Whenever I see an article with a title saying something "does not" occur or a statement expressing a "strict rule," having to do with just about anything, I tend to immediately suspect that the statement or article will have major flaws, on closer examination of the issue. Things just do not tend to work in a rigid, "tightly-regulated," yes-or-no manner. That's just my obnoxious statement for the day, but it tends to be the case. Another possibility is that the statement itself is sort of correct but misses the point. For example, some of the research showing no passage of deuterium-labeled cholesterol from the blood to the brain seems to have given people the impression that changes in plasma cholesterol have no influence on brain functioning. That's not the case, and there are many mechanisms by which changes in serum cholesterol could strongly influence the brain. I've also read articles, related to Alzheimer's disease, in which the authors discuss their suspicion that some cholesterol does enter the brain from the blood. Researchers tend to dismiss the research (on the basis of 40-year-old studies using acute dosages of deuterium-labeled cholesterol) showing LDL translocation across both the luminal and abluminal membranes of cerebral vascular endothelial cells. I still think most cholesterol is made de novo in the brain, but the small fraction that may not be made in the brain could nonetheless become significant under some conditions. Moreover, researchers have almost always generalized from research in healthy animals to animals or humans in disease states. It may well be that there is an increase in the uptake, into the brain, of plasma lipoprotein-bound cholesterol in response to a brain injury, etc.

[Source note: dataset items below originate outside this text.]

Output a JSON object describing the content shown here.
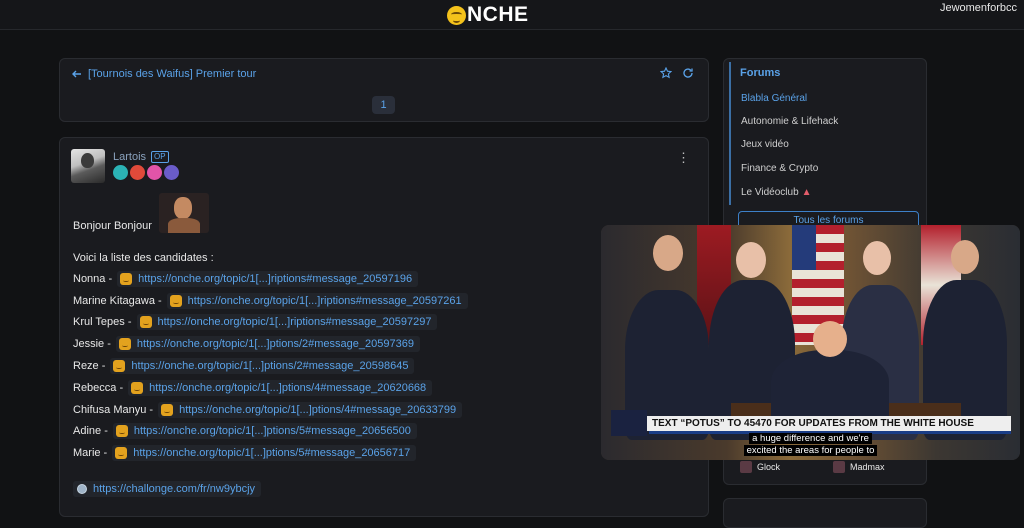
{
  "header": {
    "logo_text": "NCHE",
    "username": "Jewomenforbcc"
  },
  "topic": {
    "back_icon": "arrow-left-icon",
    "title": "[Tournois des Waifus] Premier tour",
    "star_icon": "star-icon",
    "refresh_icon": "refresh-icon",
    "page": "1"
  },
  "post": {
    "author": "Lartois",
    "op_badge": "OP",
    "badge_colors": [
      "#2bb3b5",
      "#e04a3a",
      "#e254a8",
      "#6a5cc9"
    ],
    "greeting": "Bonjour Bonjour",
    "intro": "Voici la liste des candidates :",
    "candidates": [
      {
        "name": "Nonna -",
        "link": "https://onche.org/topic/1[...]riptions#message_20597196"
      },
      {
        "name": "Marine Kitagawa -",
        "link": "https://onche.org/topic/1[...]riptions#message_20597261"
      },
      {
        "name": "Krul Tepes -",
        "link": "https://onche.org/topic/1[...]riptions#message_20597297"
      },
      {
        "name": "Jessie -",
        "link": "https://onche.org/topic/1[...]ptions/2#message_20597369"
      },
      {
        "name": "Reze -",
        "link": "https://onche.org/topic/1[...]ptions/2#message_20598645"
      },
      {
        "name": "Rebecca -",
        "link": "https://onche.org/topic/1[...]ptions/4#message_20620668"
      },
      {
        "name": "Chifusa Manyu -",
        "link": "https://onche.org/topic/1[...]ptions/4#message_20633799"
      },
      {
        "name": "Adine -",
        "link": "https://onche.org/topic/1[...]ptions/5#message_20656500"
      },
      {
        "name": "Marie -",
        "link": "https://onche.org/topic/1[...]ptions/5#message_20656717"
      }
    ],
    "external_link": "https://challonge.com/fr/nw9ybcjy"
  },
  "sidebar": {
    "title": "Forums",
    "items": [
      {
        "label": "Blabla Général",
        "active": true
      },
      {
        "label": "Autonomie & Lifehack"
      },
      {
        "label": "Jeux vidéo"
      },
      {
        "label": "Finance & Crypto"
      },
      {
        "label": "Le Vidéoclub"
      }
    ],
    "videoclub_tag_icon": "ticket-icon",
    "all_forums": "Tous les forums",
    "online": [
      {
        "name": "Glock"
      },
      {
        "name": "Madmax"
      }
    ]
  },
  "video": {
    "chyron": "TEXT “POTUS” TO 45470 FOR UPDATES FROM THE WHITE HOUSE",
    "caption_line1": "a huge difference and we're",
    "caption_line2": "excited the areas for people to"
  }
}
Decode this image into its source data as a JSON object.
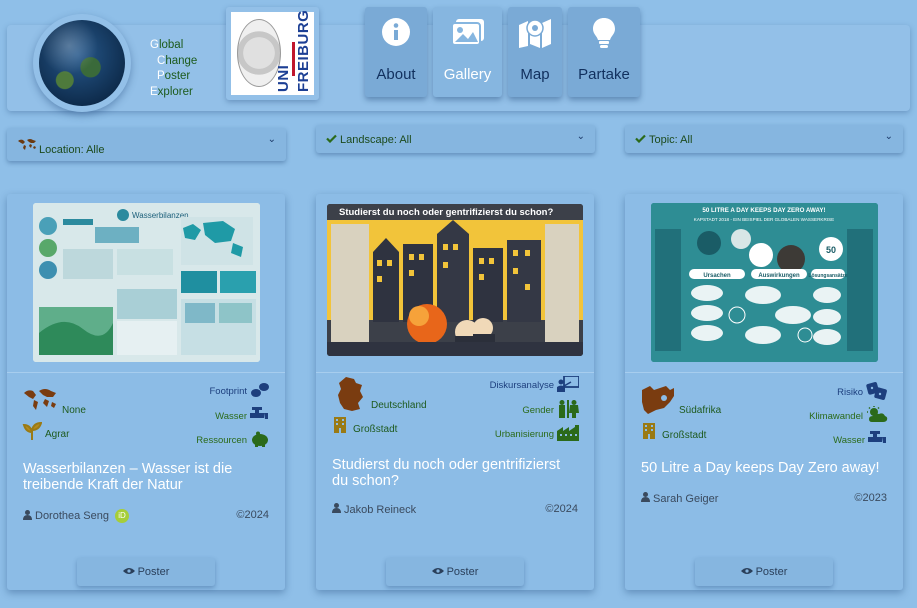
{
  "brand": {
    "lines": [
      {
        "cap": "G",
        "rest": "lobal"
      },
      {
        "cap": "C",
        "rest": "hange"
      },
      {
        "cap": "P",
        "rest": "oster"
      },
      {
        "cap": "E",
        "rest": "xplorer"
      }
    ],
    "uni_logo_text": "UNI FREIBURG"
  },
  "nav": [
    {
      "label": "About",
      "icon": "info-circle-icon"
    },
    {
      "label": "Gallery",
      "icon": "images-icon"
    },
    {
      "label": "Map",
      "icon": "map-marker-icon"
    },
    {
      "label": "Partake",
      "icon": "lightbulb-icon"
    }
  ],
  "filters": [
    {
      "label": "Location: Alle",
      "icon": "world-map-icon"
    },
    {
      "label": "Landscape: All",
      "icon": "check-icon"
    },
    {
      "label": "Topic: All",
      "icon": "check-icon"
    }
  ],
  "cards": [
    {
      "title": "Wasserbilanzen – Wasser ist die treibende Kraft der Natur",
      "location": "None",
      "landscape": "Agrar",
      "topics": [
        "Footprint",
        "Wasser",
        "Ressourcen"
      ],
      "author": "Dorothea Seng",
      "orcid": "iD",
      "year": "©2024",
      "button": "Poster",
      "poster_heading": "Wasserbilanzen"
    },
    {
      "title": "Studierst du noch oder gentrifizierst du schon?",
      "location": "Deutschland",
      "landscape": "Großstadt",
      "topics": [
        "Diskursanalyse",
        "Gender",
        "Urbanisierung"
      ],
      "author": "Jakob Reineck",
      "year": "©2024",
      "button": "Poster",
      "poster_heading": "Studierst du noch oder gentrifizierst du schon?"
    },
    {
      "title": "50 Litre a Day keeps Day Zero away!",
      "location": "Südafrika",
      "landscape": "Großstadt",
      "topics": [
        "Risiko",
        "Klimawandel",
        "Wasser"
      ],
      "author": "Sarah Geiger",
      "year": "©2023",
      "button": "Poster",
      "poster_heading": "50 LITRE A DAY KEEPS DAY ZERO AWAY!",
      "poster_subheading": "KAPSTADT 2018 - EIN BEISPIEL DER GLOBALEN WASSERKRISE",
      "poster_sections": [
        "Ursachen",
        "Auswirkungen",
        "Lösungsansätze"
      ]
    }
  ]
}
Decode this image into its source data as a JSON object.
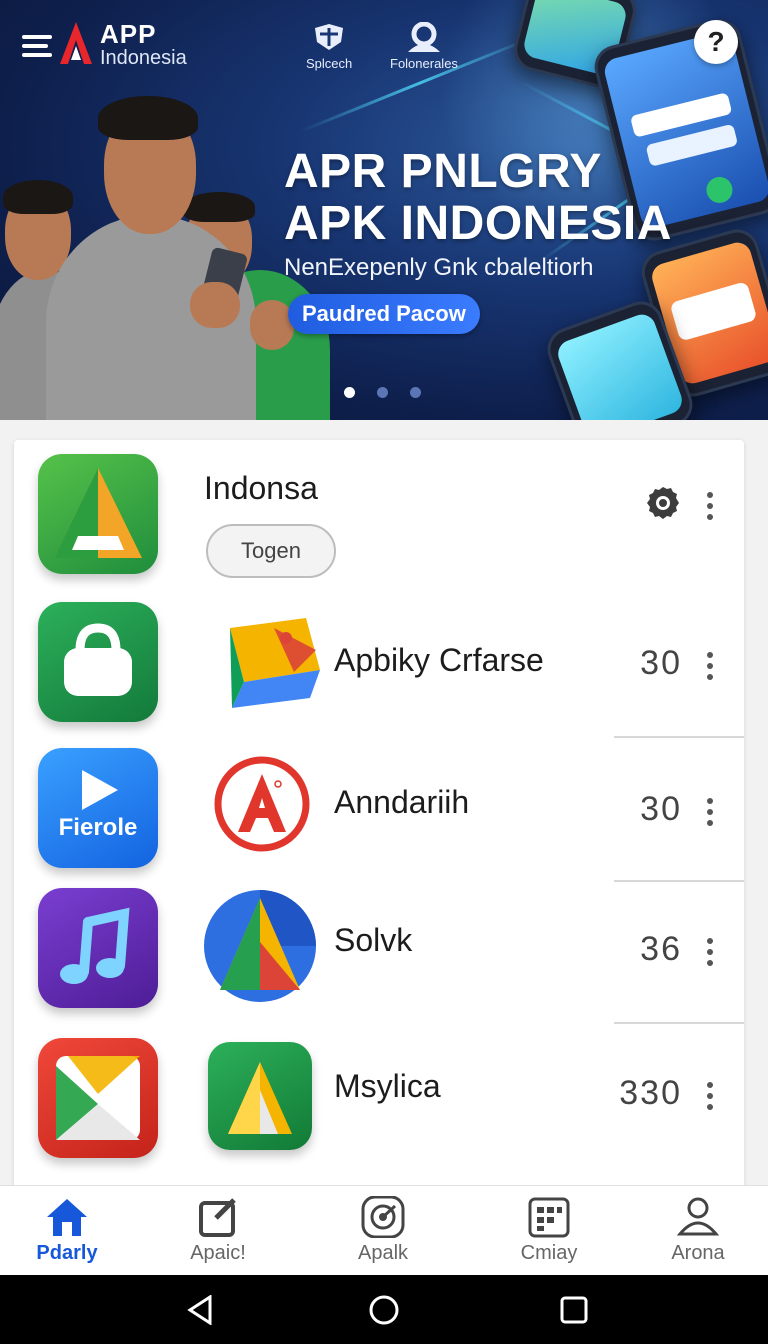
{
  "header": {
    "logo_title": "APP",
    "logo_subtitle": "Indonesia",
    "nav_items": [
      {
        "label": "Splcech",
        "icon": "crest-icon"
      },
      {
        "label": "Folonerales",
        "icon": "user-icon"
      }
    ],
    "help_label": "?"
  },
  "banner": {
    "title_line1": "APR PNLGRY",
    "title_line2": "APK INDONESIA",
    "subtitle": "NenExepenly Gnk cbaleltiorh",
    "cta_label": "Paudred Pacow",
    "slide_count": 3,
    "active_slide": 1
  },
  "app_list": {
    "first": {
      "name": "Indonsa",
      "toggle_label": "Togen",
      "icon": "settings-icon"
    },
    "rows": [
      {
        "name": "Apbiky Crfarse",
        "count": "30"
      },
      {
        "name": "Anndariih",
        "count": "30",
        "left_icon_label": "Fierole"
      },
      {
        "name": "Solvk",
        "count": "36"
      },
      {
        "name": "Msylica",
        "count": "330"
      }
    ]
  },
  "bottom_nav": {
    "items": [
      {
        "label": "Pdarly",
        "icon": "home-icon",
        "active": true
      },
      {
        "label": "Apaic!",
        "icon": "edit-icon",
        "active": false
      },
      {
        "label": "Apalk",
        "icon": "target-icon",
        "active": false
      },
      {
        "label": "Cmiay",
        "icon": "calendar-icon",
        "active": false
      },
      {
        "label": "Arona",
        "icon": "profile-icon",
        "active": false
      }
    ]
  },
  "colors": {
    "accent": "#1658d9",
    "banner_bg": "#183673",
    "cta": "#2f6fee"
  }
}
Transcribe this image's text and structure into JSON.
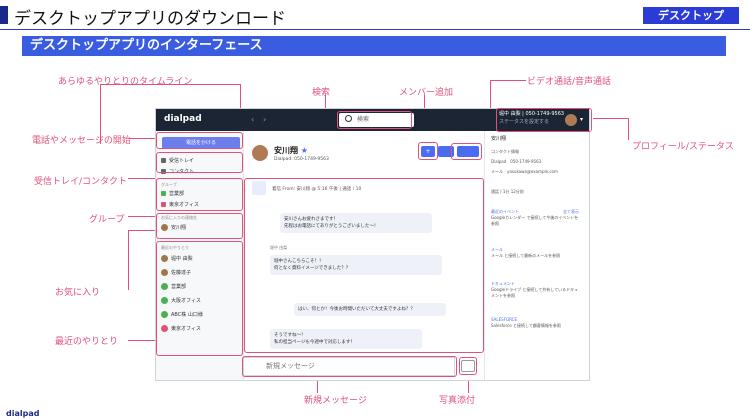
{
  "header": {
    "title": "デスクトップアプリのダウンロード",
    "badge": "デスクトップ"
  },
  "banner": {
    "title": "デスクトップアプリのインターフェース"
  },
  "labels": {
    "timeline": "あらゆるやりとりのタイムライン",
    "search": "検索",
    "add_member": "メンバー追加",
    "video_voice": "ビデオ通話/音声通話",
    "profile_status": "プロフィール/ステータス",
    "call_message": "電話やメッセージの開始",
    "inbox_contacts": "受信トレイ/コンタクト",
    "group": "グループ",
    "favorites": "お気に入り",
    "recent": "最近のやりとり",
    "new_message": "新規メッセージ",
    "attach_photo": "写真添付"
  },
  "app": {
    "logo": "dialpad",
    "search_placeholder": "検索",
    "profile_name": "堀中 由梨 | 050-1749-9563",
    "profile_status": "ステータスを設定する",
    "call_button": "電話をかける",
    "inbox": "受信トレイ",
    "contacts": "コンタクト",
    "groups_header": "グループ",
    "groups": [
      {
        "name": "営業部",
        "color": "#4caf50"
      },
      {
        "name": "東京オフィス",
        "color": "#e0527a"
      }
    ],
    "favorites_header": "お気に入りの連絡先",
    "favorites": [
      "安川翔"
    ],
    "recent_header": "最近のやりとり",
    "recent": [
      "堀中 由梨",
      "佐藤達子",
      "営業部",
      "大阪オフィス",
      "ABC株 山口様",
      "東京オフィス"
    ],
    "contact_name": "安川翔",
    "contact_number": "Dialpad: 050-1749-9563",
    "call_log": "着信 From: 安川翔 @ 5:16 午後 | 通話 / 10",
    "messages": [
      "安川さんお疲れさまです！",
      "先程はお電話にてありがとうございました〜！",
      "堀中さんこちらこそ！！",
      "何となく資料イメージできました？？",
      "はい、何とか！今後お時間いただいて大丈夫ですよね？？",
      "そうですね〜！",
      "私の担当ページも今週中で対応します！"
    ],
    "msg_sender": "堀中 由梨",
    "new_message_placeholder": "新規メッセージ",
    "right_panel": {
      "name": "安川翔",
      "info_header": "コンタクト情報",
      "dialpad_label": "Dialpad",
      "dialpad_value": "050-1749-9563",
      "email_label": "メール",
      "email_value": "yasukawa@example.com",
      "calls": "通話 | 1分 12分前",
      "event_header": "最近のイベント",
      "event_text": "Googleカレンダー で接続して今後のイベントを参照",
      "mail_header": "メール",
      "mail_text": "メール と接続して最新のメールを参照",
      "doc_header": "ドキュメント",
      "doc_text": "Googleドライブ と接続して共有しているドキュメントを参照",
      "sf_header": "SALESFORCE",
      "sf_text": "Salesforce と接続して顧客情報を参照",
      "link": "全て表示"
    }
  },
  "footer": {
    "logo": "dialpad"
  }
}
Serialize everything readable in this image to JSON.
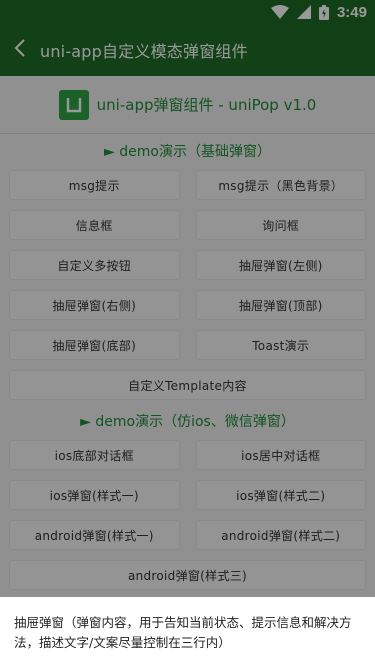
{
  "status_bar": {
    "time": "3:49"
  },
  "app_bar": {
    "title": "uni-app自定义模态弹窗组件"
  },
  "header": {
    "title": "uni-app弹窗组件 - uniPop v1.0"
  },
  "sections": [
    {
      "title": "► demo演示（基础弹窗）",
      "buttons": [
        "msg提示",
        "msg提示（黑色背景）",
        "信息框",
        "询问框",
        "自定义多按钮",
        "抽屉弹窗(左侧)",
        "抽屉弹窗(右侧)",
        "抽屉弹窗(顶部)",
        "抽屉弹窗(底部)",
        "Toast演示",
        "自定义Template内容"
      ]
    },
    {
      "title": "► demo演示（仿ios、微信弹窗）",
      "buttons": [
        "ios底部对话框",
        "ios居中对话框",
        "ios弹窗(样式一)",
        "ios弹窗(样式二)",
        "android弹窗(样式一)",
        "android弹窗(样式二)",
        "android弹窗(样式三)"
      ]
    }
  ],
  "bottom_sheet": {
    "text": "抽屉弹窗（弹窗内容，用于告知当前状态、提示信息和解决方法，描述文字/文案尽量控制在三行内）"
  },
  "colors": {
    "appbar": "#1f6b27",
    "accent": "#1f8a3b",
    "logo": "#2fa047"
  },
  "icons": [
    "wifi-icon",
    "signal-icon",
    "battery-icon",
    "back-arrow-icon",
    "logo-icon"
  ]
}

Another thing that is noteworthy is that plasma FFAs consist of mostly palmitate and oleate and one other common fatty acid. I forget which one, but plasma FFAs tend to be either saturated or at least "not-highly-unsaturated." In contrast, the FFAs that are liberated in response to cerebral ischemia can be these highly reactive, polyunsaturated fatty acids and can produce much more severe damage than saturated fatty acids can. That's my sense of it, anyway. This is one of the articles [Cullingford et al., 1999: (http://www.ncbi.nlm.nih.gov/pubmed/10709651)] that discusses the fact that astrocytes probably use a lot of plasma FFAs because of the close proximity of the astrocytes to cerebral blood vessels. The perivascular endfeet of astrocytes maintain and, to some extent, constitute part of the blood-brain barrier. That article also discusses research showing that meningeal fibroblasts can produce ketones, and meningeal fibroblasts are also present in the adult brain.

There is, however, the fact that intermediates in cholesterol biosynthesis tend to cause problems, when they accumulate, and so the provision of a lot of ketones or FFAs might, under some circumstances, just cause a lot of intermediates in cholesterol biosynthesis to accumulate and cause problems.

Gibbons (2003) also mentioned that an increase in membrane cholesterol is thought to reduce the membrane "permeability" to sodium and reduce ATP consumption by that "mechanism," but I'm not sure how that's supposed to occur. I remember reading that, many years ago, but I'm not sure if there's any quantitative or definitive data on it. It could be an important mechanism, and then it could be more of a theoretical possibility.